The workshop titled Rethinking Generalizable Knowledge: A View from Below, the product of a collaboration between the Shaharit Institute and the Van Leer Jerusalem Institute, was held in May 2025 with the participation of some 30 scholars and social activists from Israel and elsewhere. The participants, who share the ideas that the Challenge of Shared Life theme aims to promote, experienced together a three-day intellectual journey in the midst of Israeli society. By focusing on challenges of shared living and with the understanding that the existing theoretical knowledge about diversity does not address appropriately the many problems arising in the field, the workshop aimed to connect a local perspective and a global one, theory and practice, and the center and the periphery, whether geographic or ideological. The workshops tours focused on three test cases: the tensions between ultra-Orthodox Jews and other communities in Ashdod, the Price parade and the opposition to it in Jerusalem, and the struggle of the Bedouins in the village of Al-Furaa in the Negev for recognition and rights. In this way we were exposed to different patterns of shared life coming into existence from “below,” from the tensions, and in some cases even clashes, between sets of values and communities. A view of these patterns that is close to the local daily reality recognizes that sustainable solutions often come from life experiences and from the creative initiatives of the citizens themselves and not necessarily from those imposed on them from above or that are the outcome of outside and theoretical knowledge. Each of the stages on this path confronted us with fundamental questions regarding the limits of sharing and tolerance and recognition and representation, as well as the limits of knowledge—which so many cling to in academe and in civil society.

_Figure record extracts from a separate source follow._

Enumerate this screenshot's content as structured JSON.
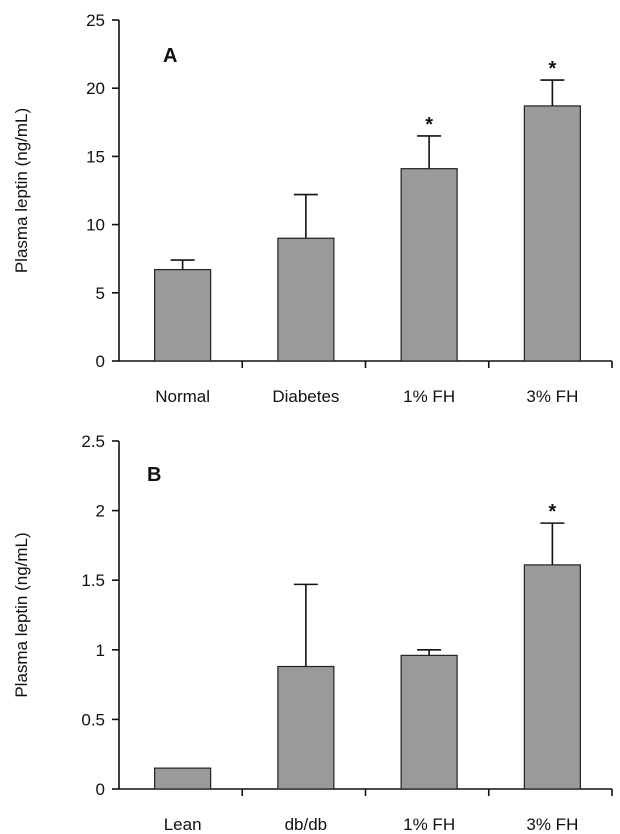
{
  "chart_data": [
    {
      "type": "bar",
      "panel_label": "A",
      "ylabel": "Plasma leptin (ng/mL)",
      "ylim": [
        0,
        25
      ],
      "yticks": [
        0,
        5,
        10,
        15,
        20,
        25
      ],
      "grid": false,
      "categories": [
        "Normal",
        "Diabetes",
        "1% FH",
        "3% FH"
      ],
      "values": [
        6.7,
        9.0,
        14.1,
        18.7
      ],
      "errors": [
        0.7,
        3.2,
        2.4,
        1.9
      ],
      "significance": [
        "",
        "",
        "*",
        "*"
      ]
    },
    {
      "type": "bar",
      "panel_label": "B",
      "ylabel": "Plasma leptin (ng/mL)",
      "ylim": [
        0,
        2.5
      ],
      "yticks": [
        0,
        0.5,
        1,
        1.5,
        2,
        2.5
      ],
      "grid": false,
      "categories": [
        "Lean",
        "db/db",
        "1% FH",
        "3% FH"
      ],
      "values": [
        0.15,
        0.88,
        0.96,
        1.61
      ],
      "errors": [
        0,
        0.59,
        0.04,
        0.3
      ],
      "significance": [
        "",
        "",
        "",
        "*"
      ]
    }
  ],
  "colors": {
    "bar_fill": "#9a9a9a",
    "bar_edge": "#222222",
    "axis": "#111111"
  }
}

The shared premise in the discussions and activities in the workshop was that underlying the theoretical knowledge about shared life and diversity is a liberal grammar, that does not provide a complete and effective means of understanding and coping with the deep tensions that are leading to the increasing polarization in Israel and the world, and especially the tensions between liberal and other communities. The workshop aimed to broaden the interpretive lens and the political imagination. To that end it convened the varied and fascinating intercultural encounter of participants from five countries—Israel, Uganda, India, Serbia, and Great Britain—and between them and the actors in the various arenas. These encounters shed new light on fundamental questions that concern us in Israel, and they are relevant to the same degree also to the challenges of shared life of other societies in the world.